«Vous savez mieux que moi, quels que soient nos efforts, que l'argent est la clef de tous les grands ressorts, et que ce doux métal qui frappe tant de têtes, en amour comme en guerre, avance les conquêtes.»
La question est posée à tout citoyen algérien et à tout observateur impartial de savoir comment un pays aussi riche que l'Algérie qui possède suffisamment de ressources diverses (naturelles, financières et humaines) n'arrive pas à se développer ni même à amorcer un décollage comme l'attestent la plupart des classements de notre pays au niveau mondial.
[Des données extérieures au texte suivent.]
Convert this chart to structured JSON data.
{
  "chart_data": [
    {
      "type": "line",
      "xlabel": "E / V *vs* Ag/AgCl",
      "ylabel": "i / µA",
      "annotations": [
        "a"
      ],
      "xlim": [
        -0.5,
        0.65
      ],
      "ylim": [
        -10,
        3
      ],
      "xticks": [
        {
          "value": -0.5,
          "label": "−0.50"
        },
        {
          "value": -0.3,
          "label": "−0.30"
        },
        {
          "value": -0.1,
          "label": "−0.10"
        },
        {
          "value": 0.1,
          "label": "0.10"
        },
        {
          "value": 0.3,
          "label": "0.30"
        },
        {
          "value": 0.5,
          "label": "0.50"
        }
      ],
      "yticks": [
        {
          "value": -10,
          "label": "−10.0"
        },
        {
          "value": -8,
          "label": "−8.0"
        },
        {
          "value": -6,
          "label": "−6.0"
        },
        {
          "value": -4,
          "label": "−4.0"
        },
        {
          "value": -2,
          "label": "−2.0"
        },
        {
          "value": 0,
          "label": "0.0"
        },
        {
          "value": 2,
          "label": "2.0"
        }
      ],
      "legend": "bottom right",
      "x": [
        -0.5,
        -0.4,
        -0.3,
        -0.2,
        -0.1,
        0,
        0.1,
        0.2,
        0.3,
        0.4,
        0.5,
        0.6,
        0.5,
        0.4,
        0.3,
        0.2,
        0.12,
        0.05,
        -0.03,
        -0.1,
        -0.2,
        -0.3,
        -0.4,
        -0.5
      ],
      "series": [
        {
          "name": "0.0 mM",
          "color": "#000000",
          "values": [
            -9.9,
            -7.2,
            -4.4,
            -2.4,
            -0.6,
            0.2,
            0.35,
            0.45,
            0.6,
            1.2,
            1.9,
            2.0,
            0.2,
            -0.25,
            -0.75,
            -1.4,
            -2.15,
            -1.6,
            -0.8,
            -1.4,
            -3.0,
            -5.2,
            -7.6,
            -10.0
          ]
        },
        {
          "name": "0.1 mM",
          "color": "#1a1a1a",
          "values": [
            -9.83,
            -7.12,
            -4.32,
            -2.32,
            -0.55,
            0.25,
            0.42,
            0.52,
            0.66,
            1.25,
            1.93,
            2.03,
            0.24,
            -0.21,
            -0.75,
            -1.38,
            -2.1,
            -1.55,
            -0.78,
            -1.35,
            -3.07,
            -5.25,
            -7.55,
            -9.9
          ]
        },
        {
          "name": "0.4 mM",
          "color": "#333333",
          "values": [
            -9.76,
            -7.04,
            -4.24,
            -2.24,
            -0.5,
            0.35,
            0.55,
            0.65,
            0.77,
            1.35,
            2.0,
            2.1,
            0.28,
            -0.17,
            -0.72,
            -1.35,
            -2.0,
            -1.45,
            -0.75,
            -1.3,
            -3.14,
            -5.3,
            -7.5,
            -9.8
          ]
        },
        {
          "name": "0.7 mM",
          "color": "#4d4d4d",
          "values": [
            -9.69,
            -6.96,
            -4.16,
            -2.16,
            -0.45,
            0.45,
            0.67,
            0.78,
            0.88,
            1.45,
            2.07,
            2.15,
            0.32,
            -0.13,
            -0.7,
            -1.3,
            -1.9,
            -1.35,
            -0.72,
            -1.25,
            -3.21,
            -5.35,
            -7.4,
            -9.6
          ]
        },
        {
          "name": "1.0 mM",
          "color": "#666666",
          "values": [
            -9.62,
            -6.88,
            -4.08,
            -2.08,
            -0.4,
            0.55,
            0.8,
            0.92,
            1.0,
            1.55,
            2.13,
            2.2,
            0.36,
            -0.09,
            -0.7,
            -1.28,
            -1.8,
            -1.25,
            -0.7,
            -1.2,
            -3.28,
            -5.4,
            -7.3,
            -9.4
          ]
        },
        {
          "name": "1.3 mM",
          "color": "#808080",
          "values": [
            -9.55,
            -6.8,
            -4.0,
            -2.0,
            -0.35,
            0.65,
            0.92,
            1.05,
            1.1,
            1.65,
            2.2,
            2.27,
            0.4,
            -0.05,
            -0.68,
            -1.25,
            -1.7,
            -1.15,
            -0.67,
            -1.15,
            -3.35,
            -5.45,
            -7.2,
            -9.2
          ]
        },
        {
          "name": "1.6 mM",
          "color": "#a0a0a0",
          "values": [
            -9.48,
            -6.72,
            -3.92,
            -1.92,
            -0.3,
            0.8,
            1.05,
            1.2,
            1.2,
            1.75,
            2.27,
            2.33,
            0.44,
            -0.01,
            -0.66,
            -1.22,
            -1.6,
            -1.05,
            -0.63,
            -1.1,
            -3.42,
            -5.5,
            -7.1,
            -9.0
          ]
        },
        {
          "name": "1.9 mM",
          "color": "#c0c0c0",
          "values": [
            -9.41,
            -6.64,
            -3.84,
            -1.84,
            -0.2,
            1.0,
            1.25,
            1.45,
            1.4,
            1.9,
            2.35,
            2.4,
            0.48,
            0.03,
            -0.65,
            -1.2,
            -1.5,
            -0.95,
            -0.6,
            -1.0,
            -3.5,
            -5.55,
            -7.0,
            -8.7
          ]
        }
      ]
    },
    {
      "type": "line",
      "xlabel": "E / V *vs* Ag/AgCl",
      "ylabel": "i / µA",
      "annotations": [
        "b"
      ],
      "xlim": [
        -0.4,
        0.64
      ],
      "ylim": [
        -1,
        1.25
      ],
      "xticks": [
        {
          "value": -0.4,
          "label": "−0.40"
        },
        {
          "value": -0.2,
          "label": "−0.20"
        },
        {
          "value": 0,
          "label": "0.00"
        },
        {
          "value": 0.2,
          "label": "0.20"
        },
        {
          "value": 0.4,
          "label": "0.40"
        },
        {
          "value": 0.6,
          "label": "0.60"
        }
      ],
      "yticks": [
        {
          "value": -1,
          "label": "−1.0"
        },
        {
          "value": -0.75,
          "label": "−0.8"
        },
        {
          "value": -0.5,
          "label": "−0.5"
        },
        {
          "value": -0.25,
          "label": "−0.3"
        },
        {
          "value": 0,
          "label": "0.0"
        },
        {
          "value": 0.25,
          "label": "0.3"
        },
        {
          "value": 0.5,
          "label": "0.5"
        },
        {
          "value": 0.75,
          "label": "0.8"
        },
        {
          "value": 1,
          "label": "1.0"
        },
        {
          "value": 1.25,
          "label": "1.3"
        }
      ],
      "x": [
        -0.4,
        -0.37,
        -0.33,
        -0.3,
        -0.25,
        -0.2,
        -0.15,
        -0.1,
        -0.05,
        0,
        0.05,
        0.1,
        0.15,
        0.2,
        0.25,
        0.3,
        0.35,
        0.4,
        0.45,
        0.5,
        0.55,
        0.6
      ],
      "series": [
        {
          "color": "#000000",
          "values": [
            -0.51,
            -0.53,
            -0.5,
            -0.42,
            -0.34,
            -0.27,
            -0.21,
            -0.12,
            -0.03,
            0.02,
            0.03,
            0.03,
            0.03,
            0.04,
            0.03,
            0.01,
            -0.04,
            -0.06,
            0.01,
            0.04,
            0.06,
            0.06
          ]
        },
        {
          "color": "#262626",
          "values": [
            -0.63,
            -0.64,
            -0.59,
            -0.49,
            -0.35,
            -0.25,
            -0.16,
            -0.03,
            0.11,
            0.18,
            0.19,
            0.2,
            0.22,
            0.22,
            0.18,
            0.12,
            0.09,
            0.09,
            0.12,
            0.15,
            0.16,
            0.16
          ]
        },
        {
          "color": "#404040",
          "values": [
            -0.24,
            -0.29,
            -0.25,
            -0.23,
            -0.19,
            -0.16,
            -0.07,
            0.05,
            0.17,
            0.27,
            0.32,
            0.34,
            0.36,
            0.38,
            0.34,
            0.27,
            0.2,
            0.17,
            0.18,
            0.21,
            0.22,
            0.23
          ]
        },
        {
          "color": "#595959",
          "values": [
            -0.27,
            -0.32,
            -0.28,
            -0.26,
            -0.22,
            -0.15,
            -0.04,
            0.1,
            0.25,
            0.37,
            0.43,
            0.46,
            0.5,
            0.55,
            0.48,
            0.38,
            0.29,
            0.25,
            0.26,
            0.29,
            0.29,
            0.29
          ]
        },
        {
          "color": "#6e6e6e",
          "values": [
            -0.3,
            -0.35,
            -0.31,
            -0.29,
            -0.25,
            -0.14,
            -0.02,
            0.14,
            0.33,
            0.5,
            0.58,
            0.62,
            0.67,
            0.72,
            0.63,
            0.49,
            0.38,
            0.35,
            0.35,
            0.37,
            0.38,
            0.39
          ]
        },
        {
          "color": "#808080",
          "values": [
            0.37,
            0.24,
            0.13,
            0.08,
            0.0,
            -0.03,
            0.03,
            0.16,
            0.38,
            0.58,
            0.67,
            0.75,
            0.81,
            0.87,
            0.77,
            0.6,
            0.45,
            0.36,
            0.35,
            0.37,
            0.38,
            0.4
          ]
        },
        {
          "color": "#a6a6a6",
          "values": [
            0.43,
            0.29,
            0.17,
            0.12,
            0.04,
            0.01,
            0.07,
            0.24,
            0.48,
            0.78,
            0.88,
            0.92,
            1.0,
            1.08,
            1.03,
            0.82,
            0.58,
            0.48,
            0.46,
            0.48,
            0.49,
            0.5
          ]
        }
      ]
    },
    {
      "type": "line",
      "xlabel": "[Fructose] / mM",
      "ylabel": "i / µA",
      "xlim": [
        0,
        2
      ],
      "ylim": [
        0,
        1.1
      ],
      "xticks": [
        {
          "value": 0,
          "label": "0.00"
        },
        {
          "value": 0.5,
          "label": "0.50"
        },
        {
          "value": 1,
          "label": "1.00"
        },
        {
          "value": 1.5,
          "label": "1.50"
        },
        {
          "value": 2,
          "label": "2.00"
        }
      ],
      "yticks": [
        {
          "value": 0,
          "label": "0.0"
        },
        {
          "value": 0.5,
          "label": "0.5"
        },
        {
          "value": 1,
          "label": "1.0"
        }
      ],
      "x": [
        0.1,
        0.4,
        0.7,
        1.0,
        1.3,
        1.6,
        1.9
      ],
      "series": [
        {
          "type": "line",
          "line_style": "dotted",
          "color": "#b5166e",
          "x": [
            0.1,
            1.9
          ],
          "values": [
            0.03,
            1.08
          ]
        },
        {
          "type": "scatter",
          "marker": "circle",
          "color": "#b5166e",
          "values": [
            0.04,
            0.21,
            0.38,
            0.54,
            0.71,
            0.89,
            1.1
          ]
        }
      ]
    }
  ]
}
Les réponses à cette question sont multiples et mettent en cause régulièrement le mode de gouvernance au niveau politique et économique. L'un des aspects qui a souvent été négligé jusqu'à ces derniers temps est celui de la valeur de la monnaie qui est un indicateur de l'état de l'économie et de la société dans son ensemble. Le dinar ne cesse de se déprécier depuis plusieurs décennies et ce phénomène d'érosion continu du dinar pénalise aussi bien les particuliers salariés et petits commerçants que les entreprises travaillant en Algérie.
Nous nous proposons dans cette contribution de réfléchir sur quelques aspects de la politique monétaire de l'Algérie, ses conséquences et ses causes profondes.
C'est la banque d'Algérie, qui met en œuvre la politique monétaire de l'Etat (pouvoir de création monétaire et fixation du cours légal de la monnaie) ; elle a pour la première fois, rendue publique une note d'information le 7/11/2013, suite à l'annonce d'une nouvelle dépréciation du dinar de 10%, qui nous a laissé dubitatif et perplexe.
Nous reprenons certains passages de cette note publiés par la presse avant de les commenter : «le fort amenuisement du différentiel d'inflation vis-à-vis des principaux partenaires commerciaux de l'Algérie, soit l'amélioration de l'un des fondamentaux du taux de change effectif réel du dinar, se conjugue à la consolidation de la valeur interne de la monnaie nationale.»
La note insiste sur la maîtrise de l'inflation : « La désinflation (baisse du taux d'inflation) entamée au début de l'année 2013 se confirme tendanciellement au 4e trimestre en cours en contexte de baisse sensible des principaux produits alimentaires de base.»
Outre cette maîtrise de l'inflation selon la Banque d'Algérie, la situation macroéconomique de l'Algérie (réserves de changes importantes) contribue à la stabilité du dinar dont l'évolution à la baisse a des incidences sur le pouvoir d'achat du citoyen. “Cette stabilité monétaire et la solidité de la position financière extérieure nette de l'Algérie contribuent à la stabilité de la valeur externe de la monnaie nationale».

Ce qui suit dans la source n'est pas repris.